How could God command genocide?
Why does God endorse slavery?
God is a sexist monster, isn’t he?
These are the sorts of questions that frequently come up in discussions about the Bible, whether those discussions are with skeptics or sincere Christians working through the Bible for the first time. Such questions have always been there, the first Christians had to spend much time, and spilled much ink, seeking to answer them. But it seems such questions are becoming continuously louder in our culture as more people move away from faith. At the most extreme, the fact that God in the Old Testament commands such barbaric actions is proof such God, any God, does not exist.
I think this question is much more challenging then issues related to science, for example. Whether Darwinian evolution is true or not seems, to me, irrelevant to the question of God’s existence. But a God who commands the extermination of whole people groups or institutes laws that make women second class citizens? Such a God as portrayed in the Bible makes us question the validity of the Bible and its God.
That said, there are many great books out there that provide answers to these questions. I think “answers” is better then “answer” because the seriousness of these questions shows there is no easy answer that simply takes all questions away. This is one thing I most appreciated about David Lamb’s book God Behaving Badly – he takes the question seriously and though he offers many answers, in the end he admits this remains a difficult issue. Lamb’s book tackles many of the common questions such books address, such as the genocide of the Canaanites and the apparent sexism of the Old Testament God. But he goes on to address other issues, such as whether God is near or distant, which are not always addressed.
There are a lot of books out there on this subject. Lamb’s is a welcome addition and a must-read for any who have questions on these topics.
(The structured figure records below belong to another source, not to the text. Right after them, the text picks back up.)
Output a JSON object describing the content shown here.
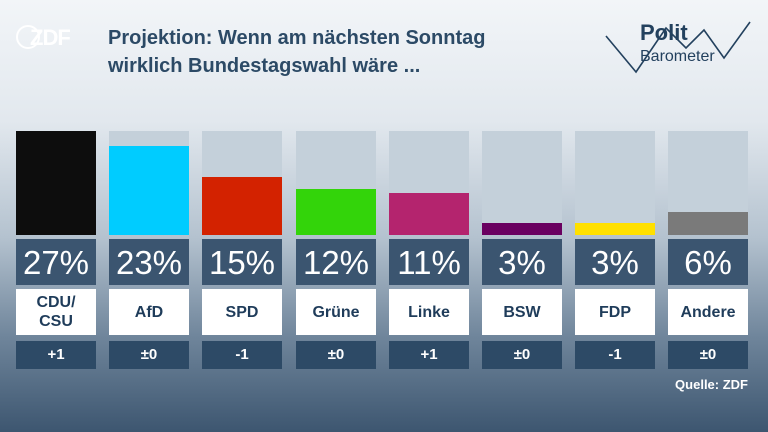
{
  "header": {
    "brand": "ZDF",
    "title_line1": "Projektion: Wenn am nächsten Sonntag",
    "title_line2": "wirklich Bundestagswahl wäre ...",
    "logo_line1": "Polit",
    "logo_line2": "Barometer"
  },
  "source": "Quelle: ZDF",
  "chart_data": {
    "type": "bar",
    "categories": [
      "CDU/\nCSU",
      "AfD",
      "SPD",
      "Grüne",
      "Linke",
      "BSW",
      "FDP",
      "Andere"
    ],
    "values": [
      27,
      23,
      15,
      12,
      11,
      3,
      3,
      6
    ],
    "value_labels": [
      "27%",
      "23%",
      "15%",
      "12%",
      "11%",
      "3%",
      "3%",
      "6%"
    ],
    "changes": [
      "+1",
      "±0",
      "-1",
      "±0",
      "+1",
      "±0",
      "-1",
      "±0"
    ],
    "colors": [
      "#0d0d0d",
      "#00ccff",
      "#d32200",
      "#33d40a",
      "#b4246e",
      "#6a0060",
      "#ffe000",
      "#7a7a7a"
    ],
    "ylim": [
      0,
      27
    ]
  }
}
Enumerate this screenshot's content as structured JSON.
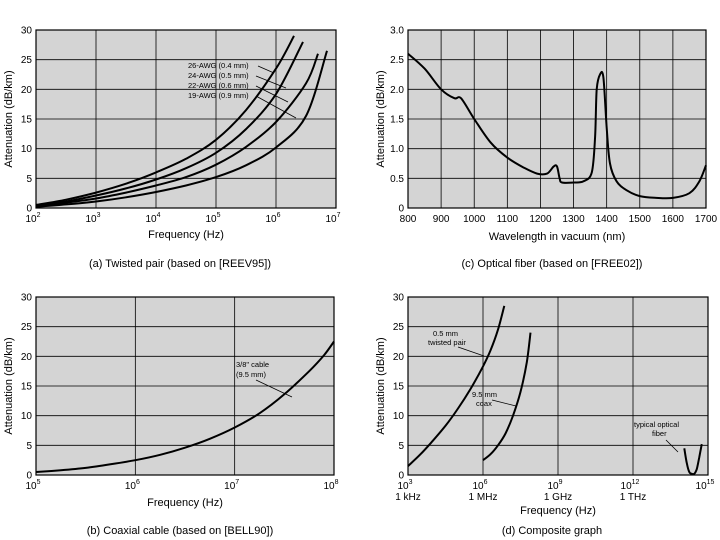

The only problem I found in the book is when Lamb refers to another scholar, Eric Seibert. Apparently Seibert argued that if the Bible says God committed such atrocities we can simply say God did not do such things for the God revealed in Jesus would not do such things. I have not read Seibert, but his argument reminded me of Peter Enns whose recent book I did read. Lamb says he is not comfortable with “rejecting” the Old Testament accounts. This does not seem fair of Enns (or Seibert) for I do not think they would say they are rejecting anything. Reinterpreting? Yes. Enns emphasizes the human aspect and says that God wants such stories in scripture even if they portray him wrongly. A minor issue to be sure, but it seemed to misrepresent those who hold such positions.
Finally, If you are interested in this topic, definitely check out Peter Enns’ recent book that takes a slightly different take on the issue – The Bible Tells Me So: How Defending the Bible Has Made Us Unable to Read it.